Why You Should Watch One 2019 For All Mankind Episode, Right After The Latest Star City
Let's talk about world-altering meet-cutes.

Although Star City is very much its own show, with its own conflicts, aesthetics, and narrative drive, these episodes are running parallel to For All Mankind Season 1. And, it turns out, not all those parallels are just connected to the timeline. Some character arcs are echoed in the basic setup of Star City, including the notion that the loved ones and families of the astronauts, or cosmonauts, are an integral part of the unfolding story. And, with Star City Episode 4, the series is, purposefully or not, using a similar plot device that occurred in For All Mankind, Season 1, Episode 3, mirroring the events and character dynamics in both shows.
In Star City Episode 4, “Dark Forest,” the origin of Tanya (Ruby Ashbourne Serkis) and Valya’s (Adam Nagaitis) couplehood is revealed in a flashback. And, suddenly, the parallels to Gordo (Michael Dorman) and Tracy (Sarah Jones) in For All Mankind are very, very strong.
Spoilers ahead.
The story of Valya and Tanya isn’t directly parallel to Gordo and Tracy, but the timing and similarities are striking.
Just like For All Mankind Season 1 Episode 3, Star City Episode 4 flashes back to an earlier moment in the 1960s, to tell the story of how Tanya and Valya first met. Although the series is currently taking place in 1970, “Dark Forest” begins in 1964, when Tayna and Valya first have a meet-cute at a party. And it’s here we learn that Valya has been under observation by a Western agent for quite some time. The genuine romance between Tanya and Valya unfolds throughout the flashback, which eventually results in Valya getting blackmailed by the agent because Tanya had previous ties to dissident anti-Soviet groups, or at least, hippie-ish groups that were deemed anti-Soviet enough to get a cosmonaut into trouble.

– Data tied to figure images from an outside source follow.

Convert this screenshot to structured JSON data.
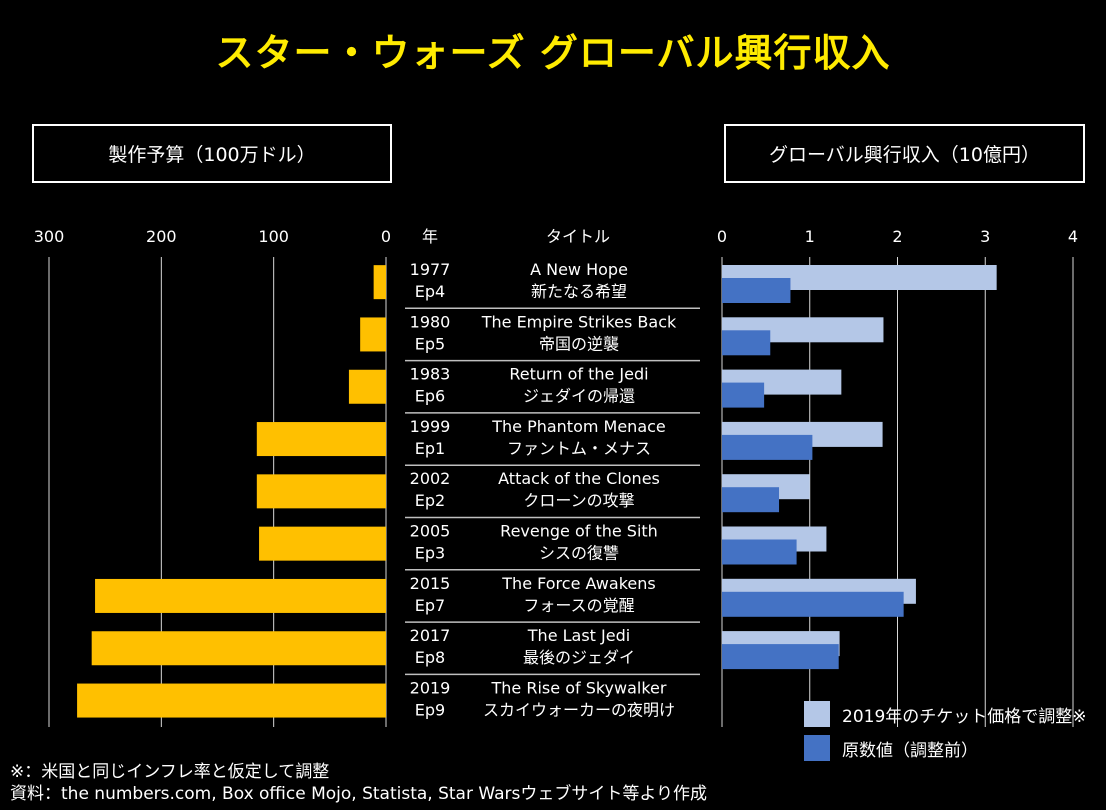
{
  "title": "スター・ウォーズ グローバル興行収入",
  "footnotes": {
    "note": "※：米国と同じインフレ率と仮定して調整",
    "source": "資料：the numbers.com, Box office Mojo, Statista, Star Warsウェブサイト等より作成"
  },
  "chart_data": [
    {
      "type": "bar",
      "orientation": "horizontal",
      "direction": "right-to-left",
      "panel_title": "製作予算（100万ドル）",
      "xlim": [
        0,
        300
      ],
      "ticks": [
        "300",
        "200",
        "100",
        "0"
      ],
      "tick_values": [
        300,
        200,
        100,
        0
      ],
      "categories": [
        "Ep4",
        "Ep5",
        "Ep6",
        "Ep1",
        "Ep2",
        "Ep3",
        "Ep7",
        "Ep8",
        "Ep9"
      ],
      "values": [
        11,
        23,
        33,
        115,
        115,
        113,
        259,
        262,
        275
      ],
      "color": "#ffc000"
    },
    {
      "type": "bar",
      "orientation": "horizontal",
      "panel_title": "グローバル興行収入（10億円）",
      "xlim": [
        0,
        4
      ],
      "ticks": [
        "0",
        "1",
        "2",
        "3",
        "4"
      ],
      "tick_values": [
        0,
        1,
        2,
        3,
        4
      ],
      "categories": [
        "Ep4",
        "Ep5",
        "Ep6",
        "Ep1",
        "Ep2",
        "Ep3",
        "Ep7",
        "Ep8",
        "Ep9"
      ],
      "series": [
        {
          "name": "2019年のチケット価格で調整※",
          "color": "#b4c7e7",
          "values": [
            3.13,
            1.84,
            1.36,
            1.83,
            1.0,
            1.19,
            2.21,
            1.34,
            null
          ]
        },
        {
          "name": "原数値（調整前）",
          "color": "#4472c4",
          "values": [
            0.78,
            0.55,
            0.48,
            1.03,
            0.65,
            0.85,
            2.07,
            1.33,
            null
          ]
        }
      ],
      "legend_position": "bottom-right"
    }
  ],
  "table": {
    "headers": {
      "year": "年",
      "title": "タイトル"
    },
    "rows": [
      {
        "year": "1977",
        "ep": "Ep4",
        "title_en": "A New Hope",
        "title_jp": "新たなる希望"
      },
      {
        "year": "1980",
        "ep": "Ep5",
        "title_en": "The Empire Strikes Back",
        "title_jp": "帝国の逆襲"
      },
      {
        "year": "1983",
        "ep": "Ep6",
        "title_en": "Return of the Jedi",
        "title_jp": "ジェダイの帰還"
      },
      {
        "year": "1999",
        "ep": "Ep1",
        "title_en": "The Phantom Menace",
        "title_jp": "ファントム・メナス"
      },
      {
        "year": "2002",
        "ep": "Ep2",
        "title_en": "Attack of the Clones",
        "title_jp": "クローンの攻撃"
      },
      {
        "year": "2005",
        "ep": "Ep3",
        "title_en": "Revenge of the Sith",
        "title_jp": "シスの復讐"
      },
      {
        "year": "2015",
        "ep": "Ep7",
        "title_en": "The Force Awakens",
        "title_jp": "フォースの覚醒"
      },
      {
        "year": "2017",
        "ep": "Ep8",
        "title_en": "The Last Jedi",
        "title_jp": "最後のジェダイ"
      },
      {
        "year": "2019",
        "ep": "Ep9",
        "title_en": "The Rise of Skywalker",
        "title_jp": "スカイウォーカーの夜明け"
      }
    ]
  }
}
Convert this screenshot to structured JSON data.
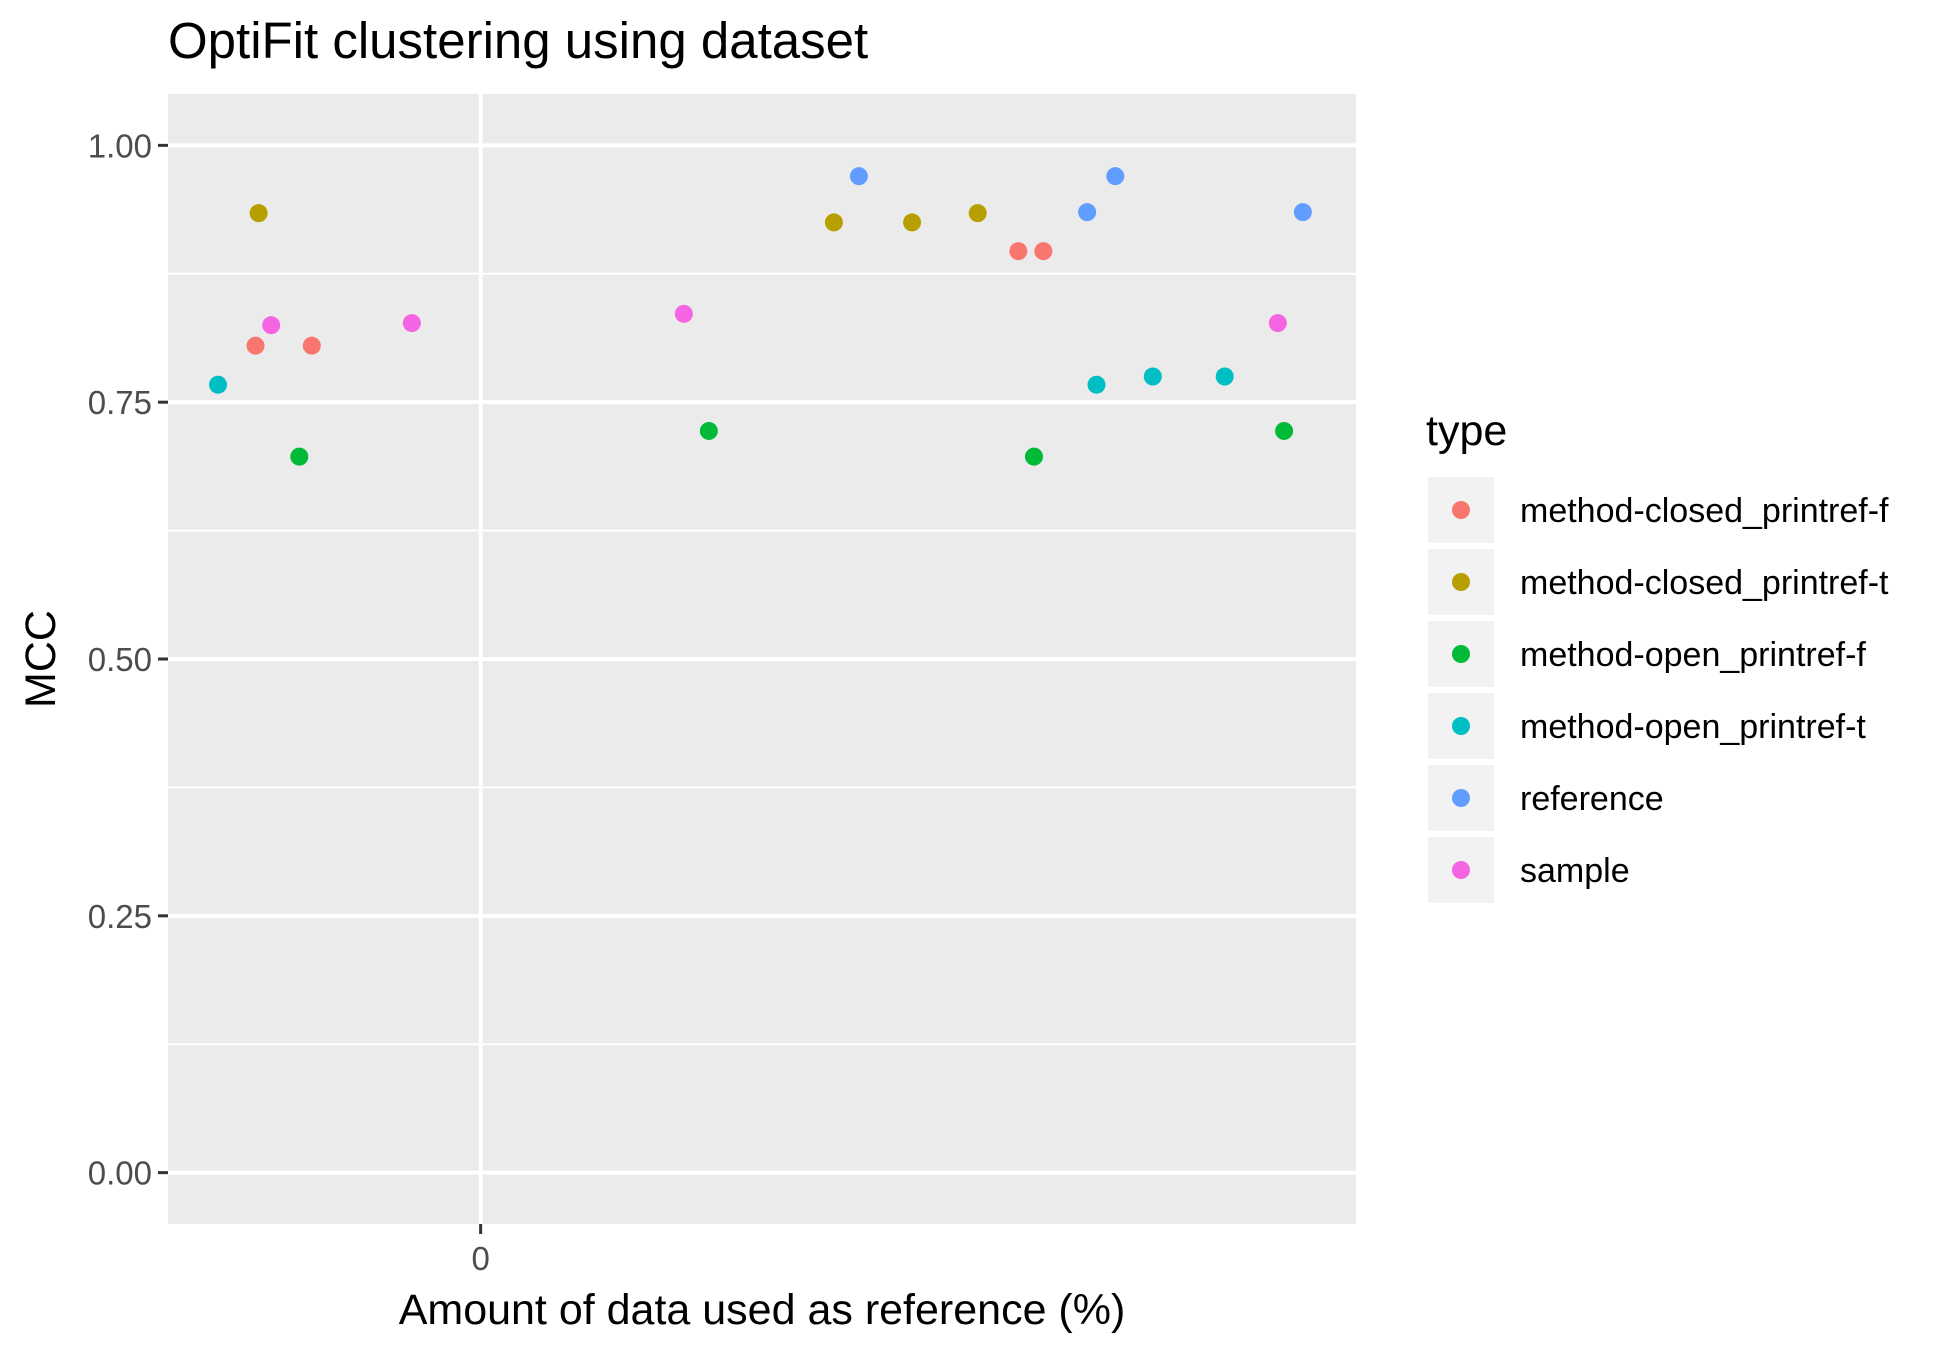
{
  "chart_data": {
    "type": "scatter",
    "title": "OptiFit clustering using  dataset",
    "xlabel": "Amount of data used as reference (%)",
    "ylabel": "MCC",
    "x_ticks": [
      "0"
    ],
    "y_ticks": [
      "0.00",
      "0.25",
      "0.50",
      "0.75",
      "1.00"
    ],
    "ylim": [
      -0.05,
      1.05
    ],
    "grid": true,
    "legend": {
      "title": "type",
      "position": "right"
    },
    "series": [
      {
        "name": "method-closed_printref-f",
        "color": "#F8766D",
        "points": [
          {
            "x": -0.72,
            "y": 0.805
          },
          {
            "x": -0.54,
            "y": 0.805
          },
          {
            "x": 1.72,
            "y": 0.897
          },
          {
            "x": 1.8,
            "y": 0.897
          }
        ]
      },
      {
        "name": "method-closed_printref-t",
        "color": "#B79F00",
        "points": [
          {
            "x": -0.71,
            "y": 0.934
          },
          {
            "x": 1.13,
            "y": 0.925
          },
          {
            "x": 1.38,
            "y": 0.925
          },
          {
            "x": 1.59,
            "y": 0.934
          }
        ]
      },
      {
        "name": "method-open_printref-f",
        "color": "#00BA38",
        "points": [
          {
            "x": -0.58,
            "y": 0.697
          },
          {
            "x": 0.73,
            "y": 0.722
          },
          {
            "x": 1.77,
            "y": 0.697
          },
          {
            "x": 2.57,
            "y": 0.722
          }
        ]
      },
      {
        "name": "method-open_printref-t",
        "color": "#00BFC4",
        "points": [
          {
            "x": -0.84,
            "y": 0.767
          },
          {
            "x": 1.97,
            "y": 0.767
          },
          {
            "x": 2.15,
            "y": 0.775
          },
          {
            "x": 2.38,
            "y": 0.775
          }
        ]
      },
      {
        "name": "reference",
        "color": "#619CFF",
        "points": [
          {
            "x": 1.21,
            "y": 0.97
          },
          {
            "x": 1.94,
            "y": 0.935
          },
          {
            "x": 2.03,
            "y": 0.97
          },
          {
            "x": 2.63,
            "y": 0.935
          }
        ]
      },
      {
        "name": "sample",
        "color": "#F564E3",
        "points": [
          {
            "x": -0.67,
            "y": 0.825
          },
          {
            "x": -0.22,
            "y": 0.827
          },
          {
            "x": 0.65,
            "y": 0.836
          },
          {
            "x": 2.55,
            "y": 0.827
          }
        ]
      }
    ]
  }
}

What Star City does with this flashback is give a ton of weight to the relationship between Valya and Tanya, while also helping to contextualize their current dysfunction. Again, this is shades of Tracy and Gordo, but from another perspective. In 1961, Tracy and Gordo had their meet-cute via flashback, when Tracy pretended not to know anything about flying, but was actually a very experienced pilot. Then, in 1970, after the USSR put Anastasia Belikova (now a major Star City character) on the Moon, NASA started recruiting women for the space program, which unfolds in the events of “Nixon’s Women,” the FaMk episode with Tracy and Gordo’s relationship origin.
Tracy's being brought into NASA creates a lot of tension in For All Mankind Season 1, and although Tanya isn’t becoming a cosmonaut or anything in Star City, she is, like Gordo, committing adultery and coming up with a double standard when she suspects that Valya is stepping out on her. (He’s not, he’s just getting hassled by spymakers who are blackmailing him!)
Adam Nagaitis as Valya in 'Star City.'
The point is, like For All Mankind, Star City has given one of its central couples an entirely new dimension, thanks to a well-placed flashback. This fact is made all the more interesting if you watch Star City Episodes 3 and 4 side-by-side with For All Mankind Season 1 Episodes 3 and 4. The impacts of what Anastasia did hugely changed the lives of Tracy and Gordo (and everyone else) in For All Mankind, but the details of how that happened, as revealed in Star City — including that Belikova was not the first choice for that mission — make the pivots in 1970 in FaMk all the more interesting.
Gordo and Tracy probably didn’t think they had all that much in common with their Soviet counterparts. But it turns out that across the globe, the lives of various future (fictional) space pioneers were inexorably linked.